Indeed in the previous decades before us, postmodernism was in vogue in the academic settings of our country and in the Western world. It's not necessarily that way today. You still find it in literary departments. You still find it, unfortunately, sometimes in theology departments.
What does postmodernism say is wrong with us? ›
What Postmodernists believe is wrong with us is adherence to metanarratives such as Christianity. There believe that there is "no room for an obedience to a nonhuman authority". Thus in turn created a new definition of what it meant to be human - "a matter of forgetting about eternity".What are the challenges of postmodernism? ›
Displaying incredulity toward grand narratives, postmodernism not only questions but also challenges modernism's claims to universal reason, objectivity, neutrality, superiority of science, and the belief in progressive emancipation or human betterment through its anti-essentialist and anti-foundationalist character.What is a postmodern society? ›
In philosophy and critical theory postmodernity refers to the state or condition of society which is said to exist after modernity, a historical condition that marks the reasons for the end of modernity.Which phrase best describes a quality of postmodernism? ›
Which phrase best describes a quality of Postmodernism? Blurring fact and fiction to find an underlying truth.Where did postmodernism come from? ›
Post-modernism, as it appeared in the 1970s, is often linked with the philosophical movement Poststructuralism, in which philosophers such as Jacques Derrida proposed that structures within a culture were artificial and could be deconstructed in order to be analyzed.When did postmodernism begin and end? ›
Postmodernism is one of the most controversial movements in art and design history. Over two decades, from about 1970 to 1990, Postmodernism shattered established ideas about art and design, bringing a new self-awareness about style itself.What influenced postmodernism? ›
Radical movements and trends regarded as influential and potentially as precursors to postmodernism emerged around World War I and particularly in its aftermath.What cultural or artistic ideas changed between the modern and postmodern periods? ›
Rather, the two eras are famous for having produced different styles and ideas about art.

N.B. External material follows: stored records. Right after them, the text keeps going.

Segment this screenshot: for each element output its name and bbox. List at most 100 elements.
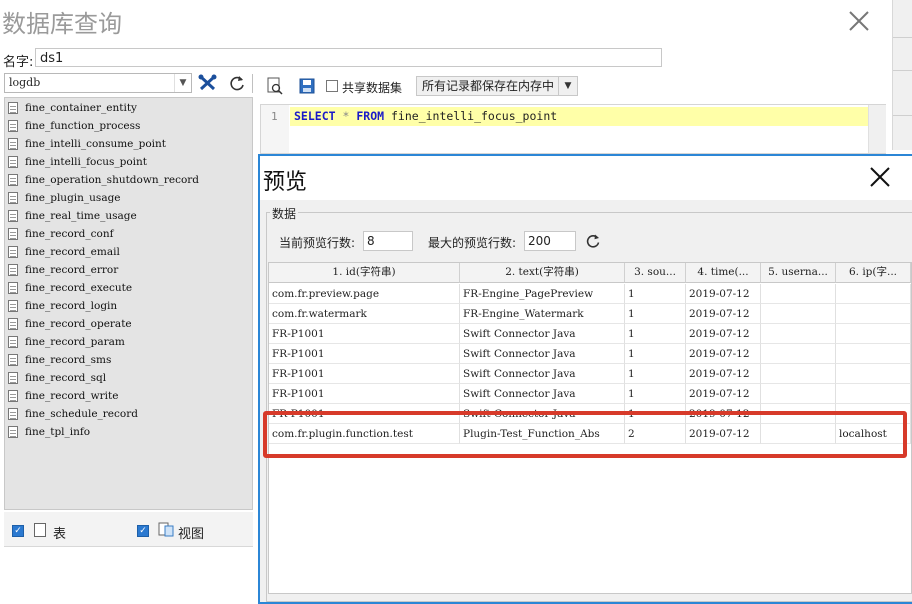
table-list-item[interactable]: fine_record_sms	[8, 352, 111, 368]
show-views-checkbox[interactable]: ✓	[137, 525, 149, 537]
table-list-item[interactable]: fine_record_email	[8, 244, 120, 260]
table-list-item[interactable]: fine_plugin_usage	[8, 190, 121, 206]
table-list-item[interactable]: fine_container_entity	[8, 100, 137, 116]
table-cell[interactable]: FR-P1001	[269, 344, 460, 364]
table-cell[interactable]	[761, 344, 836, 364]
column-header[interactable]: 6. ip(字...	[836, 263, 911, 283]
table-cell[interactable]: 2019-07-12	[686, 384, 761, 404]
table-list-item[interactable]: fine_operation_shutdown_record	[8, 172, 199, 188]
table-list-item[interactable]: fine_record_conf	[8, 226, 114, 242]
column-header[interactable]: 1. id(字符串)	[269, 263, 460, 283]
chevron-down-icon[interactable]: ▼	[174, 74, 191, 92]
table-cell[interactable]: FR-P1001	[269, 364, 460, 384]
table-list-item[interactable]: fine_intelli_focus_point	[8, 154, 147, 170]
table-list-item[interactable]: fine_record_login	[8, 298, 117, 314]
table-cell[interactable]: Swift Connector Java	[460, 324, 625, 344]
memory-mode-value: 所有记录都保存在内存中	[422, 79, 555, 93]
refresh-icon[interactable]	[226, 73, 248, 93]
table-list-item-label: fine_intelli_focus_point	[25, 156, 147, 168]
line-number: 1	[271, 110, 278, 123]
table-list-item[interactable]: fine_function_process	[8, 118, 140, 134]
max-rows-input[interactable]: 200	[524, 231, 576, 251]
table-cell[interactable]: 1	[625, 384, 686, 404]
chevron-down-icon[interactable]: ▼	[558, 77, 577, 95]
name-input[interactable]: ds1	[35, 48, 662, 67]
table-cell[interactable]: FR-Engine_Watermark	[460, 304, 625, 324]
close-icon[interactable]	[868, 165, 892, 189]
table-cell[interactable]: 2019-07-12	[686, 364, 761, 384]
table-cell[interactable]: Swift Connector Java	[460, 344, 625, 364]
table-cell[interactable]	[761, 364, 836, 384]
preview-icon[interactable]	[266, 77, 284, 95]
table-list-item[interactable]: fine_record_sql	[8, 370, 106, 386]
table-list-item[interactable]: fine_tpl_info	[8, 424, 90, 440]
table-list-item[interactable]: fine_real_time_usage	[8, 208, 137, 224]
table-cell[interactable]: com.fr.watermark	[269, 304, 460, 324]
table-cell[interactable]	[836, 344, 911, 364]
table-icon	[8, 264, 18, 276]
table-icon	[8, 426, 18, 438]
table-list[interactable]: fine_container_entity fine_function_proce…	[4, 97, 253, 510]
table-cell[interactable]	[761, 284, 836, 304]
column-header[interactable]: 3. sou...	[625, 263, 686, 283]
table-list-item-label: fine_operation_shutdown_record	[25, 174, 200, 186]
table-list-item[interactable]: fine_record_error	[8, 262, 118, 278]
close-icon[interactable]	[846, 8, 872, 34]
refresh-icon[interactable]	[585, 233, 601, 249]
table-cell[interactable]	[836, 284, 911, 304]
table-list-item-label: fine_container_entity	[25, 102, 137, 114]
column-header[interactable]: 5. userna...	[761, 263, 836, 283]
table-cell[interactable]: 1	[625, 304, 686, 324]
table-list-item[interactable]: fine_record_param	[8, 334, 125, 350]
table-cell[interactable]: FR-P1001	[269, 324, 460, 344]
table-icon	[8, 138, 18, 150]
table-cell[interactable]	[836, 364, 911, 384]
table-list-item[interactable]: fine_record_execute	[8, 280, 132, 296]
editor-scrollbar[interactable]	[868, 105, 886, 153]
table-cell[interactable]	[761, 304, 836, 324]
table-cell[interactable]: 2019-07-12	[686, 284, 761, 304]
table-cell[interactable]: 2019-07-12	[686, 324, 761, 344]
table-list-item[interactable]: fine_record_write	[8, 388, 118, 404]
table-list-item-label: fine_record_execute	[25, 282, 133, 294]
preview-title: 预览	[263, 170, 308, 195]
table-search-input[interactable]	[4, 546, 253, 567]
database-select[interactable]: logdb ▼	[4, 73, 192, 93]
current-rows-input[interactable]: 8	[363, 231, 413, 251]
table-cell[interactable]	[836, 304, 911, 324]
table-cell[interactable]: 1	[625, 324, 686, 344]
table-list-item-label: fine_record_email	[25, 246, 120, 258]
table-list-item[interactable]: fine_schedule_record	[8, 406, 138, 422]
save-icon[interactable]	[298, 77, 316, 95]
table-cell[interactable]: 2019-07-12	[686, 344, 761, 364]
table-cell[interactable]: 1	[625, 364, 686, 384]
table-cell[interactable]	[836, 324, 911, 344]
table-cell[interactable]	[761, 384, 836, 404]
sql-text[interactable]: SELECT * FROM fine_intelli_focus_point	[294, 109, 557, 123]
table-cell[interactable]: FR-Engine_PagePreview	[460, 284, 625, 304]
table-cell[interactable]	[761, 324, 836, 344]
table-cell[interactable]: 2019-07-12	[686, 304, 761, 324]
name-label: 名字:	[3, 55, 34, 70]
tools-icon[interactable]	[197, 73, 219, 93]
show-tables-checkbox[interactable]: ✓	[12, 525, 24, 537]
table-icon	[8, 210, 18, 222]
table-cell[interactable]: Swift Connector Java	[460, 364, 625, 384]
table-cell[interactable]: 1	[625, 344, 686, 364]
table-cell[interactable]: 1	[625, 284, 686, 304]
table-list-item[interactable]: fine_record_operate	[8, 316, 132, 332]
column-header[interactable]: 4. time(...	[686, 263, 761, 283]
share-dataset-checkbox[interactable]	[326, 80, 338, 92]
table-cell[interactable]: Swift Connector Java	[460, 384, 625, 404]
table-list-item-label: fine_intelli_consume_point	[25, 138, 167, 150]
sql-keyword-from: FROM	[356, 109, 385, 123]
table-cell[interactable]	[836, 384, 911, 404]
table-cell[interactable]: com.fr.preview.page	[269, 284, 460, 304]
dialog-title: 数据库查询	[2, 10, 122, 38]
table-list-item[interactable]: fine_intelli_consume_point	[8, 136, 166, 152]
table-list-item-label: fine_record_error	[25, 264, 119, 276]
memory-mode-select[interactable]: 所有记录都保存在内存中 ▼	[416, 76, 578, 96]
column-header[interactable]: 2. text(字符串)	[460, 263, 625, 283]
table-cell[interactable]: FR-P1001	[269, 384, 460, 404]
table-list-item-label: fine_record_operate	[25, 318, 132, 330]
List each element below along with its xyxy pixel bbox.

Typical artforms of modernism are impressionism, expressionism, cubism but also fauvism. In the postmodern era, newer forms of art have emerged, such as Land Art, Body Art, Conceptual Art, Pop Art and many more.Are we in the modern or postmodern era? ›
While the modern movement lasted 50 years, we have been in Postmodernism for at least 46 years. Most of the postmodern thinkers have passed away, and the "star system" architects are at retirement age. So far, we have not seen thoughts or ideas that announce a change, neither in architecture nor in culture.What is postmodern identity? ›
A postmodern society is one in which the identities of the social actors are undergoing constant transformation. Identity then becomes open to contestation as there is no longer any ultimate referent (truth, science, God etc.) to provide universal legitimation.
Is the 21st century postmodern? ›
In contrast, the '21st century' is a postmodern period – the 'post', in this sense, means 'after' modernity.What will replace postmodernism? ›
Metamodernism is the cultural code that comes after postmodernism.